David Farmer, Pensions Partner, Olswang

Have pensions savers been hit hard again?

Pensions tax relief has been the target of attack in previous budgets – the annual allowance (the amount you can save into a pension annually without paying tax) has been dramatically cut back form £255,000 to £40,000 in the past couple of years.  Also the lifetime pension allowance was cut in last year’s Autumn Statement from £1.5 million to £1.25 million.

But this year there will be no further erosion of the tax relief available for pensions savers.  In fact the Government will offer an individual protection regime, in addition to the fixed protection regime, for individuals affected by the reducing lifetime allowance. The Government will consult on the detail of this new protection in Spring 2013. 

The new state pension and contracting out – higher NICs?

Also with the advent of the new flat-rate state pension (which will now come in a year early in 2016) the facility for occupational pension schemes to contract out of the state pension system will stop.  It had been expected that employees would simply have pick up the consequential increase in NI contributions with no additional pension benefits.  However, the chancellor announced in the Budget that the additional NI contributions will now secure extra state pension.

Help for companies struggling with pension scheme deficits?

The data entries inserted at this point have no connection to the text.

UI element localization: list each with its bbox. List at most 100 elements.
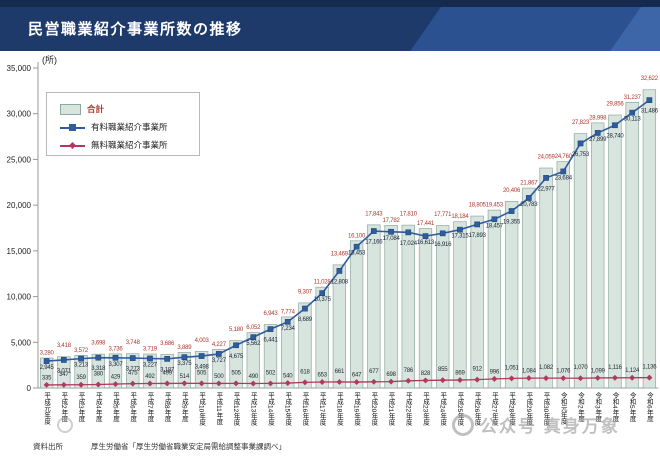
free-diamond-marker [543,375,550,382]
paid-value-label: 3,375 [177,361,192,367]
paid-square-marker [405,229,412,236]
paid-line-swatch [60,123,85,132]
total-bar [608,114,622,389]
free-value-label: 540 [283,374,293,380]
free-value-label: 1,076 [556,369,571,375]
paid-value-label: 3,498 [195,365,210,371]
paid-square-marker [164,356,171,362]
paid-square-marker [95,354,102,361]
free-value-label: 505 [197,370,207,376]
free-diamond-marker [284,380,291,387]
free-value-label: 653 [317,373,327,379]
paid-square-marker [629,109,636,116]
page-title: 民営職業紹介事業所数の推移 [28,21,243,38]
free-value-label: 505 [231,370,241,376]
watermark: 公众号 真身万象 [452,412,620,437]
total-bar [539,167,553,389]
total-bar [91,353,105,389]
free-diamond-marker-icon [68,141,77,149]
free-diamond-marker [60,381,67,388]
legend-paid-label: 有料職業紹介事業所 [91,122,168,132]
total-value-label: 24,760 [555,154,573,160]
total-bar [263,324,278,389]
free-value-label: 490 [249,374,259,380]
free-value-label: 1,099 [591,368,606,374]
total-bar [143,353,157,389]
total-value-label: 17,441 [417,221,435,227]
free-diamond-marker [456,377,463,384]
free-diamond-marker [267,380,274,387]
free-value-label: 359 [76,375,86,381]
watermark-circle-icon-left [57,417,73,433]
y-axis-unit-label: (所) [42,55,57,65]
paid-square-marker [336,268,343,274]
paid-value-label: 3,318 [91,366,106,372]
legend-item-paid: 有料職業紹介事業所 [60,118,199,136]
paid-value-label: 16,613 [417,240,435,246]
free-diamond-marker [215,380,222,387]
total-bar [367,224,381,389]
paid-square-marker [612,122,618,129]
free-value-label: 347 [59,372,69,378]
total-bar [642,89,657,389]
free-value-label: 335 [42,375,52,381]
free-value-label: 698 [386,372,396,378]
paid-square-marker [267,326,274,332]
total-bar [384,225,398,389]
legend-total-label: 合計 [87,104,105,114]
total-value-label: 13,469 [331,251,349,257]
total-value-label: 20,406 [503,188,521,194]
total-bar [556,161,570,389]
free-value-label: 475 [128,371,138,377]
total-value-label: 3,736 [108,346,123,352]
paid-square-marker [543,175,549,181]
free-value-label: 492 [145,374,155,380]
total-bar [160,353,174,389]
total-value-label: 6,943 [263,311,278,317]
paid-square-marker [388,228,394,235]
free-value-label: 1,124 [625,368,640,374]
paid-value-label: 3,227 [143,362,158,368]
total-bar [177,352,192,389]
free-value-label: 500 [214,374,224,380]
paid-value-label: 17,024 [400,241,418,247]
paid-value-label: 3,727 [212,358,227,364]
paid-square-marker [43,358,50,364]
paid-value-label: 6,441 [263,338,278,344]
paid-value-label: 30,113 [624,117,642,123]
total-bar [332,264,347,389]
paid-square-marker [560,168,567,175]
free-value-label: 1,084 [522,369,537,375]
total-bar [349,240,364,389]
total-value-label: 17,843 [365,211,383,217]
total-bar [573,133,588,389]
total-value-label: 4,003 [195,338,210,344]
total-value-label: 9,307 [298,289,313,295]
total-value-label: 3,418 [57,343,72,349]
total-bar [39,357,54,389]
watermark-text: 公众号 真身万象 [480,417,620,436]
paid-value-label: 15,453 [348,251,366,257]
source-label: 資料出所 [33,442,63,451]
paid-value-label: 5,562 [246,341,261,347]
total-value-label: 21,867 [520,181,538,187]
free-diamond-marker [422,377,429,384]
total-value-label: 24,059 [537,155,555,161]
legend-item-free: 無料職業紹介事業所 [60,136,199,154]
y-tick-label: 5,000 [11,338,32,347]
paid-line [46,99,650,362]
total-bar [212,349,226,389]
paid-square-marker [250,334,257,340]
free-value-label: 786 [404,368,414,374]
total-bar [126,353,140,389]
free-value-label: 869 [455,371,465,377]
y-tick-label: 15,000 [7,247,32,256]
total-value-label: 3,698 [91,341,106,347]
free-diamond-marker [577,375,584,382]
paid-square-marker [370,228,377,234]
y-tick-label: 25,000 [7,155,32,164]
paid-square-marker [233,342,239,349]
total-value-label: 18,805 [469,203,487,209]
free-diamond-marker [525,375,532,382]
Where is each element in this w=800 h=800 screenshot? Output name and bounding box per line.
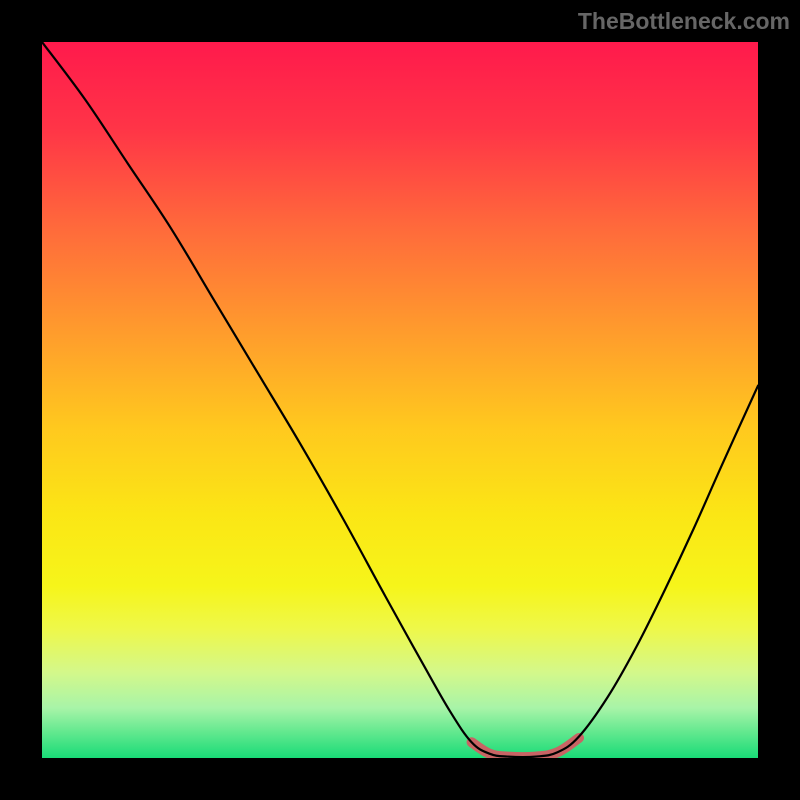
watermark-text: TheBottleneck.com — [578, 8, 790, 35]
plot-svg — [42, 42, 758, 758]
plot-area — [42, 42, 758, 758]
gradient-background — [42, 42, 758, 758]
chart-container: TheBottleneck.com — [0, 0, 800, 800]
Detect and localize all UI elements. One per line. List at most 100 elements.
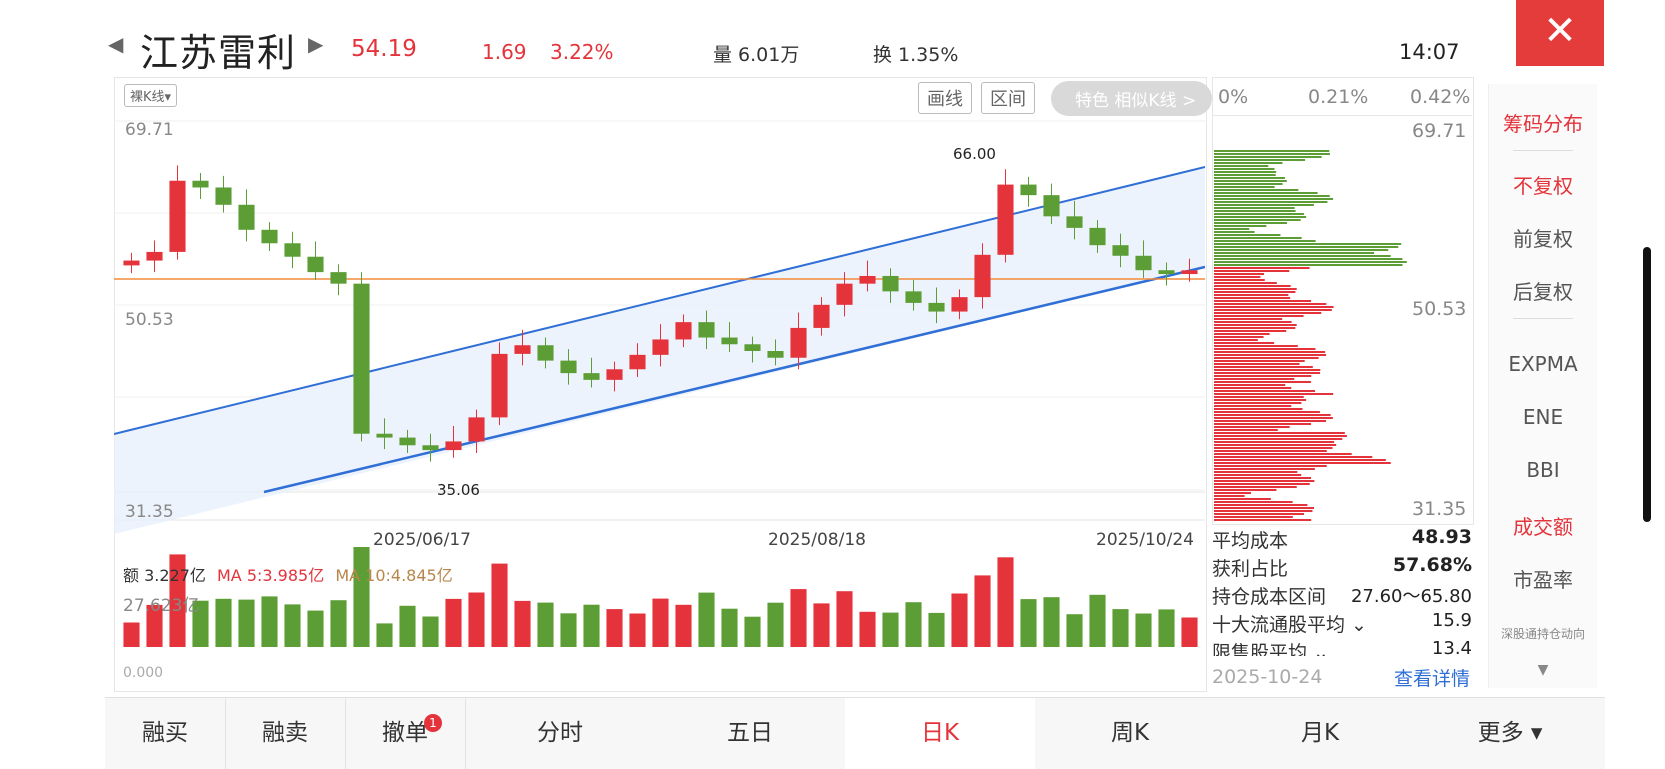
menu-backward-adjust[interactable]: 后复权 xyxy=(1513,280,1573,304)
candle xyxy=(468,417,485,442)
menu-divider xyxy=(1513,318,1573,319)
volume-bar xyxy=(721,608,738,647)
chip-bar xyxy=(1214,315,1304,317)
chip-bar xyxy=(1214,507,1315,509)
tab-more[interactable]: 更多 ▾ xyxy=(1477,720,1543,746)
chip-bar xyxy=(1214,513,1304,515)
candle xyxy=(721,337,738,345)
chip-bar xyxy=(1214,402,1302,404)
volume-bar xyxy=(606,609,623,647)
volume-bar xyxy=(169,554,186,647)
chip-distribution-chart xyxy=(1214,150,1407,521)
menu-expma[interactable]: EXPMA xyxy=(1508,352,1578,376)
volume-bar xyxy=(790,589,807,647)
chip-bar xyxy=(1214,252,1375,254)
chip-bar xyxy=(1214,300,1312,302)
chip-bar xyxy=(1214,207,1295,209)
chip-bar xyxy=(1214,399,1307,401)
menu-chip-distribution[interactable]: 筹码分布 xyxy=(1503,112,1583,136)
volume-bar xyxy=(767,602,784,647)
indicator-menu: 筹码分布 不复权 前复权 后复权 EXPMA ENE BBI 成交额 市盈率 深… xyxy=(1488,84,1597,688)
chip-bar xyxy=(1214,270,1290,272)
volume-bar xyxy=(422,616,439,647)
candle xyxy=(330,272,347,284)
chip-bar xyxy=(1214,351,1326,353)
draw-line-button[interactable]: 画线 xyxy=(918,82,972,114)
tab-divider xyxy=(345,698,346,769)
tab-five-day[interactable]: 五日 xyxy=(727,720,773,746)
stat-row[interactable]: 限售股平均 ⌄ 13.4 xyxy=(1212,638,1472,656)
close-button[interactable]: ✕ xyxy=(1516,0,1604,66)
chip-bar xyxy=(1214,174,1276,176)
chip-bar xyxy=(1214,258,1403,260)
stock-name[interactable]: 江苏雷利 xyxy=(140,31,297,75)
prev-stock-arrow[interactable]: ◀ xyxy=(108,32,124,56)
menu-turnover-amount[interactable]: 成交额 xyxy=(1513,515,1573,539)
chip-bar xyxy=(1214,495,1245,497)
volume-bar xyxy=(537,602,554,647)
view-detail-link[interactable]: 查看详情 xyxy=(1394,668,1471,690)
menu-forward-adjust[interactable]: 前复权 xyxy=(1513,227,1573,251)
volume-bar xyxy=(123,622,140,647)
stat-row[interactable]: 十大流通股平均 ⌄ 15.9 xyxy=(1212,610,1472,637)
candle xyxy=(744,344,761,351)
candle xyxy=(974,254,991,298)
kline-chart[interactable] xyxy=(114,77,1205,690)
tab-daily-k[interactable]: 日K xyxy=(845,698,1035,769)
chip-bar xyxy=(1214,192,1318,194)
stat-label: 持仓成本区间 xyxy=(1212,586,1327,608)
chip-bar xyxy=(1214,432,1345,434)
volume-bar xyxy=(1112,609,1129,647)
turnover-text: 换 1.35% xyxy=(873,44,959,66)
chip-axis-label: 0% xyxy=(1218,86,1249,108)
next-stock-arrow[interactable]: ▶ xyxy=(308,32,324,56)
volume-bar xyxy=(813,603,830,647)
chip-bar xyxy=(1214,411,1320,413)
chip-bar xyxy=(1214,378,1295,380)
scroll-indicator[interactable] xyxy=(1643,247,1651,522)
chip-bar xyxy=(1214,519,1312,521)
chip-bar xyxy=(1214,408,1303,410)
tab-margin-sell[interactable]: 融卖 xyxy=(262,720,308,746)
chip-bar xyxy=(1214,447,1333,449)
chevron-down-icon[interactable]: ▼ xyxy=(1537,662,1549,678)
chip-bar xyxy=(1214,333,1270,335)
range-button[interactable]: 区间 xyxy=(981,82,1035,114)
volume-bar xyxy=(675,604,692,647)
similar-kline-button[interactable]: 特色 相似K线 > xyxy=(1051,81,1213,116)
volume-max-label: 27.623亿 xyxy=(123,596,200,616)
chip-bar xyxy=(1214,456,1373,458)
chip-bar xyxy=(1214,255,1391,257)
chip-bar xyxy=(1214,345,1298,347)
volume-bar xyxy=(1020,599,1037,647)
volume-bar xyxy=(882,612,899,647)
menu-pe-ratio[interactable]: 市盈率 xyxy=(1513,568,1573,592)
tab-weekly-k[interactable]: 周K xyxy=(1110,720,1150,746)
candle xyxy=(1135,255,1152,271)
stat-value: 13.4 xyxy=(1431,638,1472,656)
chip-bar xyxy=(1214,171,1277,173)
chip-bar xyxy=(1214,225,1267,227)
chip-bar xyxy=(1214,342,1275,344)
menu-northbound-holdings[interactable]: 深股通持仓动向 xyxy=(1500,627,1585,641)
tab-intraday[interactable]: 分时 xyxy=(537,720,583,746)
candle xyxy=(1089,227,1106,246)
volume-bar xyxy=(146,604,163,647)
tab-cancel-order[interactable]: 撤单 xyxy=(382,720,428,746)
menu-no-adjust[interactable]: 不复权 xyxy=(1513,174,1573,198)
kline-type-select[interactable]: 裸K线▾ xyxy=(124,84,178,107)
tab-margin-buy[interactable]: 融买 xyxy=(142,720,188,746)
candle xyxy=(1158,270,1175,275)
stat-label: 限售股平均 ⌄ xyxy=(1212,642,1329,656)
tab-monthly-k[interactable]: 月K xyxy=(1300,720,1340,746)
candle xyxy=(560,360,577,374)
menu-ene[interactable]: ENE xyxy=(1522,405,1564,429)
chip-bar xyxy=(1214,282,1277,284)
candle xyxy=(813,304,830,328)
chip-bar xyxy=(1214,327,1296,329)
channel-lower-line xyxy=(263,265,1205,494)
menu-bbi[interactable]: BBI xyxy=(1526,458,1560,482)
volume-bar xyxy=(1181,617,1198,647)
stat-value: 48.93 xyxy=(1411,526,1472,548)
volume-bar xyxy=(192,600,209,647)
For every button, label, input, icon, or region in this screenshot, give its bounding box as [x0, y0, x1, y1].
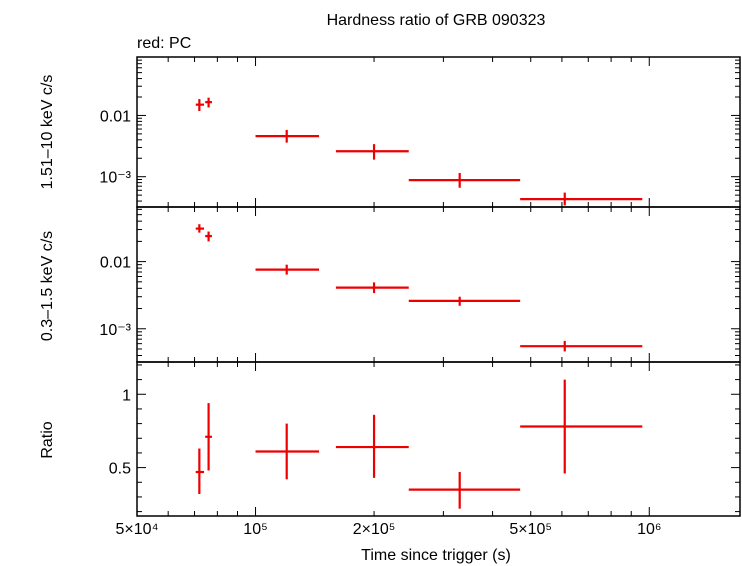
chart-subtitle: red: PC — [137, 35, 191, 52]
plot-area: 0.01 10⁻³ 0.01 10⁻³ 1 0.5 5×10⁴ 10⁵ 2×10⁵ 5×10⁵ 10… — [99, 56, 741, 538]
x-tick-label: 2×10⁵ — [353, 521, 396, 538]
soft-y-tick-label: 10⁻³ — [99, 322, 131, 339]
x-tick-label: 10⁶ — [637, 521, 661, 538]
hard-y-tick-label: 0.01 — [100, 108, 131, 125]
x-tick-label: 5×10⁴ — [116, 521, 159, 538]
soft-panel-y-label: 0.3–1.5 keV c/s — [39, 231, 56, 341]
x-axis-label: Time since trigger (s) — [361, 547, 511, 564]
hard-y-tick-label: 10⁻³ — [99, 170, 131, 187]
ratio-panel-y-label: Ratio — [39, 421, 56, 458]
hard-panel-y-label: 1.51–10 keV c/s — [39, 75, 56, 190]
ratio-y-tick-label: 0.5 — [109, 461, 131, 478]
soft-panel-frame — [136, 206, 741, 363]
ratio-panel-frame — [136, 361, 741, 517]
ratio-y-tick-label: 1 — [122, 387, 131, 404]
x-tick-label: 5×10⁵ — [509, 521, 552, 538]
x-tick-label: 10⁵ — [243, 521, 267, 538]
chart-title: Hardness ratio of GRB 090323 — [327, 12, 546, 29]
soft-y-tick-label: 0.01 — [100, 255, 131, 272]
hard-panel-frame — [136, 56, 741, 208]
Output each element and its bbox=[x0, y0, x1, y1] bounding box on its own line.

Currently many organisations are struggling with ballooning pension deficits and the regulatory regime which governs how these are paid for by companies.  In response, the Government will provide the Pensions Regulator with a new objective to support scheme funding arrangements that are compatible with “sustainable growth” for the sponsoring companies.  Essentially the Regulator will have to take into account the “growth prospects” of employers when considering pension scheme.  However details on this new objective will not be published until Spring 2013 and it remains to be seen if this will provide a meaningful addition to the current funding regime which already addresses reasonable affordability for companies. 

SIPPS may be able to participate in more property investments

Current legislation heavily regulates the types of property investment that self invested personal pensions can invest in.  In particular, there can be particularly severe tax consequences for investment in residential property.  However, in this Budget the Chancellor announced that the Government will explore whether the conversion of unused space in commercial properties could be an allowable investment. 

More Equitable Life customers to get compensation

The Chancellor announced in the Budget that Equitable Life compensation scheme will now be extended to cover customers who held with-profits policies before 1992.  These policy holders will now be awarded £5,000 each and there will be extra £5,000 for pensioners claiming pension credit.